Built on the top floor of the pre-existing buildings in the Ghetto Novo are recognized with difficulty outside while inside are little jewels.

The Great German Schola

Built in 1528 the Great German Schola, of Ashkenazi rite, is the first synagogue of the Ghetto. It was restored in late baroc period while in the early Nineteenth some problems of statics caused the moving of the pulpit opposite the ‘Aròn Ha Qòdesh not to charge too much on the floor. The irregular plant of the Great German Schola is made harmonical by an elliptic women’s gallery and by the decorations of the walls covered with “marmorino” and by an inscription, the Ten Commandments, in golden letters with red background running all over the walls of the cultural room.

The Canton Schola

The Canton Synagogue was founded in 1531 / 32 and completely restored in late baroc period.
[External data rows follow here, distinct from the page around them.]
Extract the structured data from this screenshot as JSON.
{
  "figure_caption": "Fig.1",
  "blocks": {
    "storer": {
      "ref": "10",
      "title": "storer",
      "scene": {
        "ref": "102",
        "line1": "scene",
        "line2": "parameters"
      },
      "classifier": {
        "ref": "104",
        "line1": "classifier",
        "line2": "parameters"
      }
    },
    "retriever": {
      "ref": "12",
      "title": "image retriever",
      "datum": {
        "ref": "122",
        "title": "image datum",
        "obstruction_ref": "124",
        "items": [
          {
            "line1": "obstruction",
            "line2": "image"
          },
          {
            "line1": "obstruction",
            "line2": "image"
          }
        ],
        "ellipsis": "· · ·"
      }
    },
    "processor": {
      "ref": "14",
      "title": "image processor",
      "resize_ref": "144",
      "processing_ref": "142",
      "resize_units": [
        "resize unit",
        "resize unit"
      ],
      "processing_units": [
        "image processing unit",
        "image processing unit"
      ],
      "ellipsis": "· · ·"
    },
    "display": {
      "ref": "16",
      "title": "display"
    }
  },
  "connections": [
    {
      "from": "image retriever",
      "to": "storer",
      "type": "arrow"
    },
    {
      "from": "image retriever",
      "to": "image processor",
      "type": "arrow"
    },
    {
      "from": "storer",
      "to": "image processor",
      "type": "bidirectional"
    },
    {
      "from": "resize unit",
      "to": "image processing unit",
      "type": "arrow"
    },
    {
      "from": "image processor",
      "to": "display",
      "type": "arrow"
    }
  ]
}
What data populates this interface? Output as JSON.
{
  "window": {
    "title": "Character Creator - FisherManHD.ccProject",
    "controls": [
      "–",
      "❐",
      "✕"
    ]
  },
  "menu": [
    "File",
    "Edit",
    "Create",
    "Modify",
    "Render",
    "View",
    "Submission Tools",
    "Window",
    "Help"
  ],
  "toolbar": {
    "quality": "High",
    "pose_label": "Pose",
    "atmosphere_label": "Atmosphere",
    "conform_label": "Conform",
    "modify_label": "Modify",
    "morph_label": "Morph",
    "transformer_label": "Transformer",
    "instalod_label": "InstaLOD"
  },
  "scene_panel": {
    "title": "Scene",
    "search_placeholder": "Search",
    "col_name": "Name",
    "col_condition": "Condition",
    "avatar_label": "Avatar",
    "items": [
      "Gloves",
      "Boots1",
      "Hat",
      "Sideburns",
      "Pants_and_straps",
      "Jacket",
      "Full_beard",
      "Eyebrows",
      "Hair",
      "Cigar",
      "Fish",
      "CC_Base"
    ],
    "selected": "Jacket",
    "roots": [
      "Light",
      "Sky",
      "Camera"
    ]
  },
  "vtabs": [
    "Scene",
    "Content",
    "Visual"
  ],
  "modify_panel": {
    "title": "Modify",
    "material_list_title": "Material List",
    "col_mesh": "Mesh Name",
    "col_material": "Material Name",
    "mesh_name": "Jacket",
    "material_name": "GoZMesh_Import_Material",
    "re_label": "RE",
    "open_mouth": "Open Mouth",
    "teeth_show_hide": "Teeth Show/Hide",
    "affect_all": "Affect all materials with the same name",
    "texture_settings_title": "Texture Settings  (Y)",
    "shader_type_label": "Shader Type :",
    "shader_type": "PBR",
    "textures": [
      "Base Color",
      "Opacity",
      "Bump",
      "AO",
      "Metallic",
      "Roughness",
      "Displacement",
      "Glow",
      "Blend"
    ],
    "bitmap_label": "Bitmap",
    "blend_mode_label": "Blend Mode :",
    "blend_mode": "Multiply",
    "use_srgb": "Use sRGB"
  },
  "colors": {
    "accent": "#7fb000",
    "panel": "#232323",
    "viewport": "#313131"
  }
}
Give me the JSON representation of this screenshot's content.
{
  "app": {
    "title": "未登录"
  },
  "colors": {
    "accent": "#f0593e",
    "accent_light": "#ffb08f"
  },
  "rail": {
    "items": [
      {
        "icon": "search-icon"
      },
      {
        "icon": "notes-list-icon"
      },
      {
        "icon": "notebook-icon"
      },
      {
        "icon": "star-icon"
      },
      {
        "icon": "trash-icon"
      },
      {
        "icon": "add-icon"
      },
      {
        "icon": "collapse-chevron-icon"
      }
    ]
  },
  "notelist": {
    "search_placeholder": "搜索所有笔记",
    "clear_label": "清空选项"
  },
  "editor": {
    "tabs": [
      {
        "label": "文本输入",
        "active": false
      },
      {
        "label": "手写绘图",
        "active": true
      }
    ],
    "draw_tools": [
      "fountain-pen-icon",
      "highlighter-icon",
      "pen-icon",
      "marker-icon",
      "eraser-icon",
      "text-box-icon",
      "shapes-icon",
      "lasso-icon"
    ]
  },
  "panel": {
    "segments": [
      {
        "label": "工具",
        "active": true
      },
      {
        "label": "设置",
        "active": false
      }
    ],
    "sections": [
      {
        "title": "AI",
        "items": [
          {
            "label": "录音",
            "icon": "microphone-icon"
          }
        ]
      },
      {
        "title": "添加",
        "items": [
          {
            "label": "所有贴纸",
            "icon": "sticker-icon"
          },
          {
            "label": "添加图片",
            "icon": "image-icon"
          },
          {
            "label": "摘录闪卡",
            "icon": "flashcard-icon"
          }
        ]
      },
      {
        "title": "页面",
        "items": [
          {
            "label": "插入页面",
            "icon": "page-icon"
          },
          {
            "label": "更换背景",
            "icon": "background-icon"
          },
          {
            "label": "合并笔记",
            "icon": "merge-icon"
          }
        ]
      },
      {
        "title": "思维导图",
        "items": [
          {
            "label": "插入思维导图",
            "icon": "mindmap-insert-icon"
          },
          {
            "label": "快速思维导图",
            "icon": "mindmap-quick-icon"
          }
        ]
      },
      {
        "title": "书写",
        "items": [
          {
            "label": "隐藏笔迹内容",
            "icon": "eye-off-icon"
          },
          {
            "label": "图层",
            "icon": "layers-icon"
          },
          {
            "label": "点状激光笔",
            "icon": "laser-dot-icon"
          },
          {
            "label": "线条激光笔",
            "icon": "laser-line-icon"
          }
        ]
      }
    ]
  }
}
The decoration of the Schola represents an unicum in Europe for the presence of eight wooden panels showing biblical episodes from the book of Exodus as the city of Jericho, the crossing of Red Sea, the altar for the sacrifices, the manna, the Ark on the banks of Jordan river, Qòrach, the gift of Torah and Moses that makes water flow from the rock.

The Italian Schola

The Italian Schola, founded in 1575, is the simplest of the Venetian synagogues; it results, anyway to be the most luminous one, thanks to five wide windows opening on the south side of the square, and the most austere for the lacking of the gleaming tones of the golden leaf decorating the two Ashkenazi synagogues.

The Levantine Schola

The Levantine Schola, founded in 1541, was rebuilt in the second half of 17th century. Even if without documents unequivocally proving that, it is thought that the artists who worked for the restoration were Baldassarre Longhena, whose stylistic models are clearly evident on the façade
and Andrea Brustolon for the important pulpit.

The Spanish Schola

The Spanish Schola, founded about 1580, but rebuilt on the first half of 17th century. The biggest of the Venetian synagogues is of great scenographic impact. People go upstairs in a wide double staircase that leads to a wide cultual room exalted by a very high elliptic women’s gallery.
Always with the by-focus effect, the stylistic grace shows the hand of a wise architect and, as for the Levantine Schola, the thought goes to Longhena, whose stylistic tract can be also read in the smart planning of the l’’Aròn Ha Qòdesh in multicoloured marble.